On a donc déjà atteint la zone de vulgarité suffisante avant que Naulleau ne décide de faire témoigner à chaud l’auteur qui vient de se faire découper en pièce : « moi je voudrais savoir comment vous recevez ça ? ». La moindre trace de défense dans la réponse, amenée pourtant très en douceur : « c’est vrai que vous êtes particulièrement violents », provoque le courou des deux guignols se drapant aussitôt dans leur liberté au droit de critiquer. Parler de divergence de sensibilité n’est pas une option non plus. On revient maladroitement sur Flaubert et son exigence d’écriture. On a peur de comprendre que la réponse attendue était : c’est vrai, je suis nulle, j’arrête ce métier !

Le dernier mot revient quand même à Annie Lemoine qui, face à un Zemmour qui prétend pouvoir écrire la même chose en deux heures, défend avec élégance : « ça vous semble facile, ça veut dire que c’est réussi quelque part. Je ne me compare pas mais les gens qui disent devant la peinture minimaliste Miro et Picasso oh ça je pourrais le faire, et bien ils n’ont rien compris à la peinture ».

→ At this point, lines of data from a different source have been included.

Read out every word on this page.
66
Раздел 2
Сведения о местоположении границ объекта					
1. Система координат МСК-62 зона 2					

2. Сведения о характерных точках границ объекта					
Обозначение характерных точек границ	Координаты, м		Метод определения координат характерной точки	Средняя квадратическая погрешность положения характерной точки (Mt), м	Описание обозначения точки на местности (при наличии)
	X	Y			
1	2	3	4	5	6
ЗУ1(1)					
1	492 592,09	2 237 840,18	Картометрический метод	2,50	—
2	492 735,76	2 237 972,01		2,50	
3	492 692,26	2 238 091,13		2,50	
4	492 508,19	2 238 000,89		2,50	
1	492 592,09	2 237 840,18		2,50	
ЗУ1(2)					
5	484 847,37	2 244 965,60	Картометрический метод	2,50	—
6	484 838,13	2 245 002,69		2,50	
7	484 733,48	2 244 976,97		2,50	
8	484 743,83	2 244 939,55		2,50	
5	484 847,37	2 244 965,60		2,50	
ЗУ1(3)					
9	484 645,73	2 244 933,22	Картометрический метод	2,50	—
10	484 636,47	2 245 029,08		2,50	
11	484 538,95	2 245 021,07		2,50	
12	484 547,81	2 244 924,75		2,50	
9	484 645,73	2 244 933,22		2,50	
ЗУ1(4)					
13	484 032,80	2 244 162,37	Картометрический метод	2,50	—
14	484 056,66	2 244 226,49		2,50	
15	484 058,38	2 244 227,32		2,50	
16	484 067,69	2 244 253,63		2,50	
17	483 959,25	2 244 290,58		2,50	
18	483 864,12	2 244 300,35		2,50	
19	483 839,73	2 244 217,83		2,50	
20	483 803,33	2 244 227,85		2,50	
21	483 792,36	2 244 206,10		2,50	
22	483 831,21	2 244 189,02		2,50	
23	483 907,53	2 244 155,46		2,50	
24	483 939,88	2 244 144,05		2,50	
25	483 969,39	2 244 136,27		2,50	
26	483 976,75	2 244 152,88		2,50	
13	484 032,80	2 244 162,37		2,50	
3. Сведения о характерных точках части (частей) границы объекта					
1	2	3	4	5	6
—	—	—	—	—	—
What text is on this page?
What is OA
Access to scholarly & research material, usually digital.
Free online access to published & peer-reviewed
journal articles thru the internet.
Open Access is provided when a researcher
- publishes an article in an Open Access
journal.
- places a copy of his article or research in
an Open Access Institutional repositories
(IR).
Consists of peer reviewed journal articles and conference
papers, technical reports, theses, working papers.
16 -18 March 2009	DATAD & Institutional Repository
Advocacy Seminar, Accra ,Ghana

Je n’accorde pas un grand intérêt à Annie Lemoine ni à sa littérature mais par leur mépris et leur vulgarité, les deux polémistes ont réussi à me la rendre attachante. Je serais prêt à parier que les auteurs se bousculent chaque semaine pour passer à l’échafaud, pour cette raison, j’ai entendu de la bouche d’éditeurs que l’impact sur les ventes était flagrant. La contre-productivité de l’exercice de Naulleau et Zemmour est évidente, ils participent à un système qu’ils ne controlent absolument pas et que j’exècre. Pire, ils insultent un auteur et chacun de ses lecteurs avec une insistance qui mériterait une vraie intervention d’un Ruquier qui semble se délecter du spectacle qu’il a créé. La semaine dernière c’était Valérie Mairesse, cette semaine une autre de ses amies ? Peu importe, au bout du compte, il le sait, elles vendront plus.


Annie Lemoine vs Zemmour et Naulleau [ITV] Ruquier 140309
envoyé par peanutsie. – Futurs lauréats du Sundance.

Heureusement, le seul bon moment de l’émission, celui de Jonathan Lambert, serait compilé dans le DVD de l’humoriste qui vient de sortir. On va pouvoir s’épargner tranquillement cet amas de prétention ridicule qui l’entoure.